Have you ever wondered why preserving web-published information is a complex task? Here are three examples of what makes “web harvesting” a difficult and inexact method of digital preservation.
- Keystone XL Pipeline: Final Supplemental Environmental Impact Statement (SEIS)
This prompts many questions. Do any of the PDF files themselves contain a list of all the PDF files? To preserve this title, would one have to preserve this page and all 94 PDFs? What should be preserved: this page plus the PDFs, or just the PDFs? Should the css, js. and image files be preserved? How should the files that we choose to preserve be linked and described? How should we count what we have preserved: as one location, or a count of all the files preserved, or a count of the WARC files we create, or as one single title?
- The White House current third party (social media) pages / accounts
This page lists a total of 92 accounts that the White House uses on 26 non-.gov, social media websites.
This raises many questions: How much information is duplicated? How much is unique? Do these sites simply point back to .gov websites? Is some of the information (such as videos) only stored on these “third party” sites? Do the terms-of-use of the third-party sites impose restrictions, copyright, or other limitations that either technically or legally limit what we can preserved? Even in a case where a site points at the more substantive information on a .gov website, would it be of value to preserve how the White House presents itself differently to different communities?
- Executive Order 13662
The above link is to an official, authenticated version of an Executive Order. This same executive order also appears in other formats on other websites. A total of ten different URLs have (apparently) the same information (and metadata about the content).

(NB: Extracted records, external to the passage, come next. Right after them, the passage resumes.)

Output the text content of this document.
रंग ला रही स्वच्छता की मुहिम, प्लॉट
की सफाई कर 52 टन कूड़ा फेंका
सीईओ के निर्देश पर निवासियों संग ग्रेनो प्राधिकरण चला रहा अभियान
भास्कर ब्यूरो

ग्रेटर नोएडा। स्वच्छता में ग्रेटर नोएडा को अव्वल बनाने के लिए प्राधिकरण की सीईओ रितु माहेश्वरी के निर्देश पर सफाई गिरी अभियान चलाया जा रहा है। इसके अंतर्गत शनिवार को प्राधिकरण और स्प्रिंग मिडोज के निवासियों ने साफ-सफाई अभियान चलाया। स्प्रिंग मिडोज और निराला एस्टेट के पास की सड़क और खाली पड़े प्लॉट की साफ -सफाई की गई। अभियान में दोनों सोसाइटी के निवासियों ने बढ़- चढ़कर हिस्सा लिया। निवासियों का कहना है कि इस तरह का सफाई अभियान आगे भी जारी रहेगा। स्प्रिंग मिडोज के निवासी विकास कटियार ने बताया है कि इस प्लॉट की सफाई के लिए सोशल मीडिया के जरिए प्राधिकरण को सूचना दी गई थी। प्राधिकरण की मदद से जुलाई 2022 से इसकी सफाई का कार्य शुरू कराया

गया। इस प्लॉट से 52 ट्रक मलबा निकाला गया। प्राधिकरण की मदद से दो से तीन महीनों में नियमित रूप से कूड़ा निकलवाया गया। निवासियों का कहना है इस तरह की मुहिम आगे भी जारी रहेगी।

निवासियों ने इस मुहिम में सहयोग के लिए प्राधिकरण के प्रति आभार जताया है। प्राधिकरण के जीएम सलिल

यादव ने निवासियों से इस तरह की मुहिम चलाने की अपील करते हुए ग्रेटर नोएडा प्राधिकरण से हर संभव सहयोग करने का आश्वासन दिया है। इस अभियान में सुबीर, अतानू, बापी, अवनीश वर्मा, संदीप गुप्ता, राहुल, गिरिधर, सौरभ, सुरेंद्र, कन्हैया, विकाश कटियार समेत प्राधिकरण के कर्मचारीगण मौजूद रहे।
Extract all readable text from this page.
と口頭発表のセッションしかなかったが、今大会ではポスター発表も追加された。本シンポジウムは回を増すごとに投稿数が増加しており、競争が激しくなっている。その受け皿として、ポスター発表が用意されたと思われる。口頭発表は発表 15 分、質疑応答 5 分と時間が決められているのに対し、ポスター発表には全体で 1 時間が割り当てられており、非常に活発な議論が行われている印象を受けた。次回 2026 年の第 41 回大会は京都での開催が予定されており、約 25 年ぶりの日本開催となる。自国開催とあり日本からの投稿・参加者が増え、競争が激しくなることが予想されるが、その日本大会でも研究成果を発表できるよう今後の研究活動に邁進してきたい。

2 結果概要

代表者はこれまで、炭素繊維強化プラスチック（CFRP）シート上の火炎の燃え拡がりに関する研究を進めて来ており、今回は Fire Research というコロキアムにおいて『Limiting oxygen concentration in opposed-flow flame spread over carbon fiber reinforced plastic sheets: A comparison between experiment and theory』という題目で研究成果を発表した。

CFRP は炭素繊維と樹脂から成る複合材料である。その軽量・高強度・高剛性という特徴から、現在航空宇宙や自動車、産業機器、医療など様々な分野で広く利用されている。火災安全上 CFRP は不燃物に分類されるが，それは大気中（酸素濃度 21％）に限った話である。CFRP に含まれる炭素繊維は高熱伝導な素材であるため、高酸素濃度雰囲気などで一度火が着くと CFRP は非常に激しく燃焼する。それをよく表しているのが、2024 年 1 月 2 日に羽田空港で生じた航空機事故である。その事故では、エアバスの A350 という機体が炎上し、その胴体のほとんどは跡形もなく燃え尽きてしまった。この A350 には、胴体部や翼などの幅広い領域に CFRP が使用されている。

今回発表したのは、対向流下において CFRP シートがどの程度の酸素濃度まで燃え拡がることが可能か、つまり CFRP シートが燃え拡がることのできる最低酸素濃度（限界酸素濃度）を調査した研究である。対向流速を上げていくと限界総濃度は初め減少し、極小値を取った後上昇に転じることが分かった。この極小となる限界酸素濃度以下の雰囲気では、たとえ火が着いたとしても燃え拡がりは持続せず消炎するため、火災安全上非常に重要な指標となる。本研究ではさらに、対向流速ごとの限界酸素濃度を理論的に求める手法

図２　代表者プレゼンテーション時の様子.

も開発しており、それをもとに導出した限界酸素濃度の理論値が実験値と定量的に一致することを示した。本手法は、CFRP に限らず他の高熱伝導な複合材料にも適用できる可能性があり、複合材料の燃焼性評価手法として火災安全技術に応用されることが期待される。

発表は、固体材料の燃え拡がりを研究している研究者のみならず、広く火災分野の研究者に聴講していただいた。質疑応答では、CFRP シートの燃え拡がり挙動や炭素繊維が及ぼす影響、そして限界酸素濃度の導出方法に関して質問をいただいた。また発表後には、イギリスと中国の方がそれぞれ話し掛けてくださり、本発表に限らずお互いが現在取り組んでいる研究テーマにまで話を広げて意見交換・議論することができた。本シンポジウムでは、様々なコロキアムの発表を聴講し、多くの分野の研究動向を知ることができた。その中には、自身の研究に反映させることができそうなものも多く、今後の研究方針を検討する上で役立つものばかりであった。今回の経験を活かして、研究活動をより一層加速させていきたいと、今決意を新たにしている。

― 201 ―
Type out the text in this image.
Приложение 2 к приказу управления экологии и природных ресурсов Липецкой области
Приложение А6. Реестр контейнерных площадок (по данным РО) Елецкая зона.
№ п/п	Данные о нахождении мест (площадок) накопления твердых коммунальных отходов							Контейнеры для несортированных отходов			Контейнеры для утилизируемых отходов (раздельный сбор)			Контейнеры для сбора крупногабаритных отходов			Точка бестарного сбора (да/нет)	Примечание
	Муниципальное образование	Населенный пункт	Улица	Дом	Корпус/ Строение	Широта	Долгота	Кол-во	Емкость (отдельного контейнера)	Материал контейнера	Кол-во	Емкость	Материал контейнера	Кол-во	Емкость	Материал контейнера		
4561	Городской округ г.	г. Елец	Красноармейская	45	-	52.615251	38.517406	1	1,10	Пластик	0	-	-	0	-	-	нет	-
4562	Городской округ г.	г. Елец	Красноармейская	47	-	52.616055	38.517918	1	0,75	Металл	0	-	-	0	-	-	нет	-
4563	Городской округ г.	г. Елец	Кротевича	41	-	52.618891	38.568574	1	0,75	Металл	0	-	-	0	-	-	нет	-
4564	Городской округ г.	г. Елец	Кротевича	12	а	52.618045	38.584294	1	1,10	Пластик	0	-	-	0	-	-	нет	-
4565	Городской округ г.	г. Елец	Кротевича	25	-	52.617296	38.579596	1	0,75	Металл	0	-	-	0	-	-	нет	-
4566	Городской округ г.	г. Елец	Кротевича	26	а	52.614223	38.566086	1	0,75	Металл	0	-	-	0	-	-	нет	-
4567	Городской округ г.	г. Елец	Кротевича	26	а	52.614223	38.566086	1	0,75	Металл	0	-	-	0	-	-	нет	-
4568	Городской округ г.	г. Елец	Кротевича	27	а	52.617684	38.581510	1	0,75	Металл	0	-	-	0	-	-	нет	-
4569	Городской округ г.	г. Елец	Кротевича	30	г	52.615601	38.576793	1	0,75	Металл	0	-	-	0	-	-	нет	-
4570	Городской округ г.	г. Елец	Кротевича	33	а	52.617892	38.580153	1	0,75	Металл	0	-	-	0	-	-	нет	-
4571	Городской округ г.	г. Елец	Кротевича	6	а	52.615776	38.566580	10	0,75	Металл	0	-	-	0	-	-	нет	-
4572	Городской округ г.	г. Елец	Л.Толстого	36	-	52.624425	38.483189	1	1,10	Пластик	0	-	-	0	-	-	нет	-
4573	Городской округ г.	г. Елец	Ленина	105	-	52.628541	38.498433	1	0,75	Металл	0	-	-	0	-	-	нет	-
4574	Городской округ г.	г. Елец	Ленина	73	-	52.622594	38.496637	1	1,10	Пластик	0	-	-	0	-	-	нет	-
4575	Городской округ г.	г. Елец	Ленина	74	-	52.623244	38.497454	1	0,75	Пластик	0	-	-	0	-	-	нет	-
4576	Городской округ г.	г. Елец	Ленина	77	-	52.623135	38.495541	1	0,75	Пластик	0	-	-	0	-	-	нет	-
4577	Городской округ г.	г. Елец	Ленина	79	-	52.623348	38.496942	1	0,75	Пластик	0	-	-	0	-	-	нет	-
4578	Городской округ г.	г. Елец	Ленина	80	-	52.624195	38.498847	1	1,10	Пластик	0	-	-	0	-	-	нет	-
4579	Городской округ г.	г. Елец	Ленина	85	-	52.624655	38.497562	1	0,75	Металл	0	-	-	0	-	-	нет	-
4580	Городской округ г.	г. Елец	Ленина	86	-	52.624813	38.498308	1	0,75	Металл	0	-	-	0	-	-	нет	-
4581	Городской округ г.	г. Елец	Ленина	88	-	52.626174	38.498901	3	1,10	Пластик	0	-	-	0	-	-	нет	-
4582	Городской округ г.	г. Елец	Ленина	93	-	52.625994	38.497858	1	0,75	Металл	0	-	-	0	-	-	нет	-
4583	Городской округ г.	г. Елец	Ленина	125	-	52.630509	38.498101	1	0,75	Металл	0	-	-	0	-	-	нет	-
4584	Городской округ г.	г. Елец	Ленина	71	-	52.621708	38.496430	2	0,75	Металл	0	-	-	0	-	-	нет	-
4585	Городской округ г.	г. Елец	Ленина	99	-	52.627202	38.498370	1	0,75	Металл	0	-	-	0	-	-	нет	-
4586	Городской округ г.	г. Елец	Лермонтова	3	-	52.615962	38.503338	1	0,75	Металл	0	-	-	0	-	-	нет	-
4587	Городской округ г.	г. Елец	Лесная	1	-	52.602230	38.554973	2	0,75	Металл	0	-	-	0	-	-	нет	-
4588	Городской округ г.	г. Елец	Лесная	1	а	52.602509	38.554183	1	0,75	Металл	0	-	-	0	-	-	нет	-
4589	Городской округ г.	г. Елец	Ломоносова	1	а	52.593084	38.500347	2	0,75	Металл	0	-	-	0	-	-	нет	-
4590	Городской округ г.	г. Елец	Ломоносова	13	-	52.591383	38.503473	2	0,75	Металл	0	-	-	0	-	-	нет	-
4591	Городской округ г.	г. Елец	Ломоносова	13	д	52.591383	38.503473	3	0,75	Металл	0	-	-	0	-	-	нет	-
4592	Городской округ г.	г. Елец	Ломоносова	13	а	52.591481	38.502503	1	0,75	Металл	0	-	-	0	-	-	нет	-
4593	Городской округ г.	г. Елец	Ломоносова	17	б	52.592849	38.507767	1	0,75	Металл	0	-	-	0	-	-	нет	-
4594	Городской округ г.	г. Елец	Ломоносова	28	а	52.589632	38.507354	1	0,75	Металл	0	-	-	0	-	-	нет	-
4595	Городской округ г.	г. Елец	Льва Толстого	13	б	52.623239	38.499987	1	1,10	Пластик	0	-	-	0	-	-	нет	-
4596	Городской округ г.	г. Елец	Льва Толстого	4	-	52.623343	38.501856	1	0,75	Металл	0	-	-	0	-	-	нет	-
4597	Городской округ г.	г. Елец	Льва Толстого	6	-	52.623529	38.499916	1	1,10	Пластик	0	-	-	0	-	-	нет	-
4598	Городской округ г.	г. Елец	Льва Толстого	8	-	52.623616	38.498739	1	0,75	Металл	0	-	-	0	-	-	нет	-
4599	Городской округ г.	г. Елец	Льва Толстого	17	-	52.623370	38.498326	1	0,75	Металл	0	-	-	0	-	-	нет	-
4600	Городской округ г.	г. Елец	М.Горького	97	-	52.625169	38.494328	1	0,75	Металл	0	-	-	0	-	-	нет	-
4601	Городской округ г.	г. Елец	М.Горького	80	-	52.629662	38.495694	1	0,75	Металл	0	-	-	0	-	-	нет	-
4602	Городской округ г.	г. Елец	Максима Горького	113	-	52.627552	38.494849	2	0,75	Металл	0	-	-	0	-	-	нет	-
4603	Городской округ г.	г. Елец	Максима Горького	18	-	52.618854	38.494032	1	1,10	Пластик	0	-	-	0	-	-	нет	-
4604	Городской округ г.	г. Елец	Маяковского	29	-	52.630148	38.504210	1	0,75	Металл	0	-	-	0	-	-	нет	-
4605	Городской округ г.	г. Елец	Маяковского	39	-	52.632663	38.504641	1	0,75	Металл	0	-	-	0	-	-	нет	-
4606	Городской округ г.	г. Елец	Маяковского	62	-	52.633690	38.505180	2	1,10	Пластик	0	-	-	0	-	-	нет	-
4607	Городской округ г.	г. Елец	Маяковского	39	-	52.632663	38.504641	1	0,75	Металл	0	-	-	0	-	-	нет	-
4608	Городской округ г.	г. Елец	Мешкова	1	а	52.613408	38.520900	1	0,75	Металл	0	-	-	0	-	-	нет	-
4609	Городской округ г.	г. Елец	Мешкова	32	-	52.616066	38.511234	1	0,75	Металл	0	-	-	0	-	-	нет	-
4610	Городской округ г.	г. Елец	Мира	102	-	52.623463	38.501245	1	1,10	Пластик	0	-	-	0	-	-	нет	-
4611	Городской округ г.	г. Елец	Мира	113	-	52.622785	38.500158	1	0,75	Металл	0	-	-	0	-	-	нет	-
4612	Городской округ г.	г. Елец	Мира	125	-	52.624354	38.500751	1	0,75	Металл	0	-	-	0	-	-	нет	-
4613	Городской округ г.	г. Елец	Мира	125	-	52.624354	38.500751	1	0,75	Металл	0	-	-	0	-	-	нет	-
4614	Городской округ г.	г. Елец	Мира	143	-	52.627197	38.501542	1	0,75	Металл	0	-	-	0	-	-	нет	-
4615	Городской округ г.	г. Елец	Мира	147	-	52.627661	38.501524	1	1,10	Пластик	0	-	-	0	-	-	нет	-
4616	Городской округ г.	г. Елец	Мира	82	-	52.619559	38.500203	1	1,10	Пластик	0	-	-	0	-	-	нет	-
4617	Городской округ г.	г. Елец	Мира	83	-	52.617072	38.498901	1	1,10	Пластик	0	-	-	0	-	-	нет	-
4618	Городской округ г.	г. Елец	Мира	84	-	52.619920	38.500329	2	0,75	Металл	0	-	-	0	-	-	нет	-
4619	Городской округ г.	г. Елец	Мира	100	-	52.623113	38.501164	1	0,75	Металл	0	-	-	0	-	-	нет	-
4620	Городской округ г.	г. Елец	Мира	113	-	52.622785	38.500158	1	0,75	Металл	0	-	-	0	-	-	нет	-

This raises the question of whether all these really are the same and, if so, how to know that and whether to preserve them all. It also raises the question of whether and how to preserve the links to these different versions: Should we make sure that the links on other web pages that we preserve that link to the different versions are able to do so successfully in a preservation environment?
These kinds of questions also raise other questions. Should we have some sort of standards so that we can know how to resolve these questions? Should all preservation projects make the same decisions, or would it be better to know that different projects will preserve differently because of their own missions and scopes? How can we compare what we preserve with the originals and with other preservation projects to avoid unnecessary duplication and to encourage comprehensiveness and enable accurate discovery by users of our preservation repositories?